Wygrana na loterii

Ten sport to nowa miłość Brytyjczyków i największa olimpijska nadzieja. Sir Chris Hoy w Pekinie zdobył trzy złote medale, teraz walczy o kolejne

Publikacja: 28.07.2012 11:00

Kiedy wchodził na najwyższe podium w Pekinie trzeci raz, nie wytrzymał. Trener kazał mu zachowywać się na torze jak robot, ale słuchając „God Save the Queen" Chris Hoy pokazał, że nim nie jest. Twardziel z Edynburga stał się pierwszym od stu lat brytyjskim sportowcem z trzema złotymi medalami jednych igrzysk i na podium się rozpłakał.

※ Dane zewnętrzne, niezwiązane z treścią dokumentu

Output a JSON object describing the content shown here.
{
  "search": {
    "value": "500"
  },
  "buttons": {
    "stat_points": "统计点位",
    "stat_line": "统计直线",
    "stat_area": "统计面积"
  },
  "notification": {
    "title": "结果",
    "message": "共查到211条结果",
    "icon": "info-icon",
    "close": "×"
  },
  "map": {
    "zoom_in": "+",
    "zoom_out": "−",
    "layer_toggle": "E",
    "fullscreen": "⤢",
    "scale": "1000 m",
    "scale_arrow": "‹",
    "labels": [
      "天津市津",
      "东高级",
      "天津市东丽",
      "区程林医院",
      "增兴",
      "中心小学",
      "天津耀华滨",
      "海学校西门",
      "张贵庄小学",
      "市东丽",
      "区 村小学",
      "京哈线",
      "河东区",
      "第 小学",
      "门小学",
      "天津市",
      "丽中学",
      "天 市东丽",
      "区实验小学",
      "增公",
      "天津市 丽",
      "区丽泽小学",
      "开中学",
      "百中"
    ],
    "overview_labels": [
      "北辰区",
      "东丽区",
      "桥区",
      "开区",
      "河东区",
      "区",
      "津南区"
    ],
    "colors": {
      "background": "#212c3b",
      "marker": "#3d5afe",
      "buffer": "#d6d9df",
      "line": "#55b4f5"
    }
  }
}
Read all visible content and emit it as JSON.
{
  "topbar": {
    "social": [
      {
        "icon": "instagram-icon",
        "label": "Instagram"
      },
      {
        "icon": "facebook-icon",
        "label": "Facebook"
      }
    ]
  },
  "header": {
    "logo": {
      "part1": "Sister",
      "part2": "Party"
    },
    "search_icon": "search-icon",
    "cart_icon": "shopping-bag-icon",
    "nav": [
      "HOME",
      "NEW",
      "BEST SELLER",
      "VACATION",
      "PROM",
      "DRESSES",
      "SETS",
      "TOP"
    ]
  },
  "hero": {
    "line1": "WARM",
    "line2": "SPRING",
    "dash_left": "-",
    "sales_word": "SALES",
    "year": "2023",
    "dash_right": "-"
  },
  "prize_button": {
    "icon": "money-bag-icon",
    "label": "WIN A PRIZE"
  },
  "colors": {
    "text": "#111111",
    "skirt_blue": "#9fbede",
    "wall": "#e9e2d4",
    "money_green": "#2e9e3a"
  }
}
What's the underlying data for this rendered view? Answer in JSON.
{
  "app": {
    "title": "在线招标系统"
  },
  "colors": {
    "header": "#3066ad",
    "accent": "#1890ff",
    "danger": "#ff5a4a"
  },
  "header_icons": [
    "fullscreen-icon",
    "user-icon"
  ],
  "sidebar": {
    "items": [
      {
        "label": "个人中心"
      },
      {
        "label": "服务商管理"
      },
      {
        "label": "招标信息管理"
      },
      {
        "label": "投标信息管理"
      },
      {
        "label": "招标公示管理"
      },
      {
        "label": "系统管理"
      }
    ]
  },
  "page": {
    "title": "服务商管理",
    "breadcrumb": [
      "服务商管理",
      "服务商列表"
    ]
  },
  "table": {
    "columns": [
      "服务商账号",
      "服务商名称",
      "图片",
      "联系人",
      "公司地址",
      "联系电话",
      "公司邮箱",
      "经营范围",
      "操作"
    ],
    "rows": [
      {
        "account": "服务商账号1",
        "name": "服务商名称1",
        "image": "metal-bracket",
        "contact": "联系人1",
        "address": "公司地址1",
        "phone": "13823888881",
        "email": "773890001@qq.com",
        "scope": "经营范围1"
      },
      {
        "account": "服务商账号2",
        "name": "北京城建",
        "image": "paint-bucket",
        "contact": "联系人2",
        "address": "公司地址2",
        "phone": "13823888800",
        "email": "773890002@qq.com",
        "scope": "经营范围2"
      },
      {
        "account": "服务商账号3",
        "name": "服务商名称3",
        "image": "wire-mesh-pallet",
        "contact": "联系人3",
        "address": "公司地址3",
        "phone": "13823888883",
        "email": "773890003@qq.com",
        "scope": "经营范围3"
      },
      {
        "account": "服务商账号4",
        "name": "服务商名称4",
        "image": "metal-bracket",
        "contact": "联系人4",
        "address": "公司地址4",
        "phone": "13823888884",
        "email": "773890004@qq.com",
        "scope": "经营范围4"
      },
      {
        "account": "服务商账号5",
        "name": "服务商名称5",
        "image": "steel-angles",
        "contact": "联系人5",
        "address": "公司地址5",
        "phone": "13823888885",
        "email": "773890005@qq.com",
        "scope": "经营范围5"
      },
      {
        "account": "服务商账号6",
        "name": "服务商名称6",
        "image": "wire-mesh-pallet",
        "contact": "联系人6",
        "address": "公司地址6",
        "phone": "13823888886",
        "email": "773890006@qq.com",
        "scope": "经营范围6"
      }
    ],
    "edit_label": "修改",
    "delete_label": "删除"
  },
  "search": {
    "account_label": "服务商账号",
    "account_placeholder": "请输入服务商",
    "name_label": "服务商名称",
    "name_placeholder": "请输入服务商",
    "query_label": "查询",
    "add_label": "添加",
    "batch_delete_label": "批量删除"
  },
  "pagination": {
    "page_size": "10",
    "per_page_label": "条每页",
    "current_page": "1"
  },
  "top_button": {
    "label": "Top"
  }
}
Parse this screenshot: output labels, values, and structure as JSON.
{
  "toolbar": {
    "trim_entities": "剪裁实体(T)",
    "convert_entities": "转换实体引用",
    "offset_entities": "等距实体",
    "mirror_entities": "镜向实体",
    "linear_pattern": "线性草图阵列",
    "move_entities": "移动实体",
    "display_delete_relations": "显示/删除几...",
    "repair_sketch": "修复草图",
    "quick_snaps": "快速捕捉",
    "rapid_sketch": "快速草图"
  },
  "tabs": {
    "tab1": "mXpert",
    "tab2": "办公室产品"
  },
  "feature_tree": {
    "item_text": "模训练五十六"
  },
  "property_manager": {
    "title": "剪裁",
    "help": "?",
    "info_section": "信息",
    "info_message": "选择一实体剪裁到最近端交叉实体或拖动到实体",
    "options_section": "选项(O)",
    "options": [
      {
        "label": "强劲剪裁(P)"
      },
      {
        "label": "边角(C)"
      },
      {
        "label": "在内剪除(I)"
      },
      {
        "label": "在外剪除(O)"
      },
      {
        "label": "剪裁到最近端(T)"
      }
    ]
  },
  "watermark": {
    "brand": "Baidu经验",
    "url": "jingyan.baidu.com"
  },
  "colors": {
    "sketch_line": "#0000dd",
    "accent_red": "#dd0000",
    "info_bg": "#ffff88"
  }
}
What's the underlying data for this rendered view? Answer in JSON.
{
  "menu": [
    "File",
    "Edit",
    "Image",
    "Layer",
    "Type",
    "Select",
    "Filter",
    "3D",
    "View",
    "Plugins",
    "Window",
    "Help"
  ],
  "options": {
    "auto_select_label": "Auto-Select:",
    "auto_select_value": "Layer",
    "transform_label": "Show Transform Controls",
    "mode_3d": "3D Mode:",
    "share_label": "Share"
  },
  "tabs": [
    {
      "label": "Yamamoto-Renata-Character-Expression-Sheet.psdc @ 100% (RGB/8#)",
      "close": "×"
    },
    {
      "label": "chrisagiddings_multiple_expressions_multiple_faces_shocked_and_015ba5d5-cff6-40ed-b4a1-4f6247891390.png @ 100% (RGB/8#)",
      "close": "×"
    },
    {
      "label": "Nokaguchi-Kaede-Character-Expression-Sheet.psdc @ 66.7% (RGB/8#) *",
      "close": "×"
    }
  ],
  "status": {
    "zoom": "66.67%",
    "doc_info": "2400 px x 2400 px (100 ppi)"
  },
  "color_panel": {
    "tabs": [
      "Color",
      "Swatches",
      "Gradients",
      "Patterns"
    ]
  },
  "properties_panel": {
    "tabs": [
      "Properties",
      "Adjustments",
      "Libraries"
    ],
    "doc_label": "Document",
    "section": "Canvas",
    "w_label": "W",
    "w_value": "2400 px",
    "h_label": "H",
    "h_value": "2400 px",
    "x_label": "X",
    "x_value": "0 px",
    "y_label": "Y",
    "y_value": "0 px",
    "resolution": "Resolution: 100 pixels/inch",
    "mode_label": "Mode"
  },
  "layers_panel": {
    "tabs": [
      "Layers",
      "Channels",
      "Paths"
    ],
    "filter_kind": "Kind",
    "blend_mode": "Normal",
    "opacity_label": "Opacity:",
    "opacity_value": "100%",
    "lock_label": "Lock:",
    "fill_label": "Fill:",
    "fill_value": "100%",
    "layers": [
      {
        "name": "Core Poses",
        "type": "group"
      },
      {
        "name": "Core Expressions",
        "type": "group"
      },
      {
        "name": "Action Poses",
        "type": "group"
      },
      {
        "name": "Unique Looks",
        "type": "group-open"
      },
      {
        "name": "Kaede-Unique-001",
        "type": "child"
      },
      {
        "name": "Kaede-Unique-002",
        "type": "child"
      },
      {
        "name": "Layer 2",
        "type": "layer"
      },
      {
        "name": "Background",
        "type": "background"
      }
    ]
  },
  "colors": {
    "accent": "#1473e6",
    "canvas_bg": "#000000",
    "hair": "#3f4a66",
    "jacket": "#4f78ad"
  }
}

W 2004 r. w Atenach triumfował po raz pierwszy w wyścigu na jeden kilometr. W Pekinie tej konkurencji już nie było, ustąpiła miejsca zawodom BMX. Hoy poświęcił cztery lata na sprawdzenie, gdzie jeszcze może być tak mocny. Wygrał w 2008 r. sprint, keirin i sprint w drużynie. Szef Międzynarodowej Federacji Kolarskiej (UCI) Pat McQuaid wręczając mu medale w Pekinie, stwierdził, że teraz Hoy może mu już chyba wybaczyć wycofanie z programu igrzysk jego wcześniejszej konkurencji. Wybaczył.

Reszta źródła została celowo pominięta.